D'infimes détails aident cependant le lecteur à saisir l'importance des moments passés vécus par notre homme…Ce « Vous avez l'air de pleurer » lancé par un invité nous fait réaliser le choc émotionnel que Stevens est en train de vivre sans même en avoir lui-même conscience. Ou encore cette façon intuitive de deviner les pleurs de Miss Kenton sans même les entendre…et enfin cet aveu, le seul aveu, effort immense pour cet homme qui ne sort jamais de sa réserve : « En vérité — pourquoi ne pas le reconnaître? —, à cet instant précis, j'ai eu le coeur brisé». Et nous de l'avoir avec lui…

« Certainement, aucun indice ne révélait à l'époque que des incident d'allure si anodine rendraient des rêves entiers à jamais impossibles ».
Ce voyage permet au final à Stevens de comprendre plus ou moins qu'il est passé peut-être à côté…à côté de sa vie…à côté d'une réelle dignité plus intelligente, plus ouverte, plus humaine, plus vivante…à côté d'une femme…avant de revenir à bon port au moyen d'une réaction raisonnable et digne, comme il sait si bien le faire. le coeur du livre, à la toute fin, est juste tragique. Juste beau. Juste tristement magnifique. L'acceptation et la lucidité, finalement, ne serait-ce pas ça, la véritable grandeur ?
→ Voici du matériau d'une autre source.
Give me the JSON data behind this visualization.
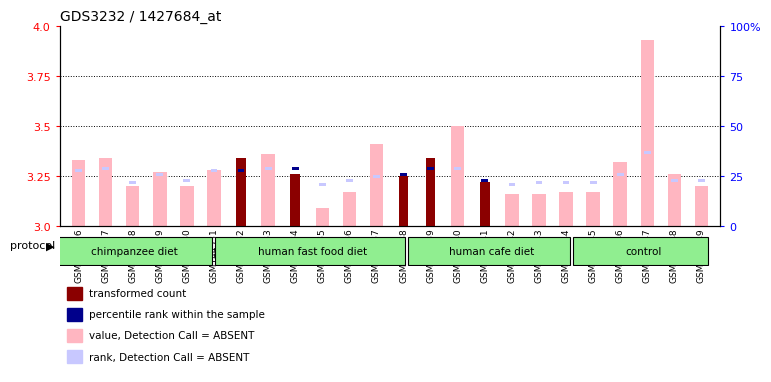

Ce livre est un grand livre, il a de la grandeur. Cette grandeur précisément que Stevens évoque pour qualifier son métier, pour qualifier les paysages anglais, on peut la reprendre pour qualifier ce livre. Sans contenu spectaculaire ou dramatique, tout en retenue, en élégance, ce livre contient sa propre beauté sans qu'il soit nécessaire d'utiliser d'artifice pour le clamer. Il est d'une grâce surannée et légèrement désuète, d'une pudeur troublée par quelques réminiscences pudiquement dévoilées, il sait mêler la grande Histoire avec les petites histoires, il sait parfois se doter d'un humour très anglais, éléments qui rendent ce livre tout simplement rare et précieux.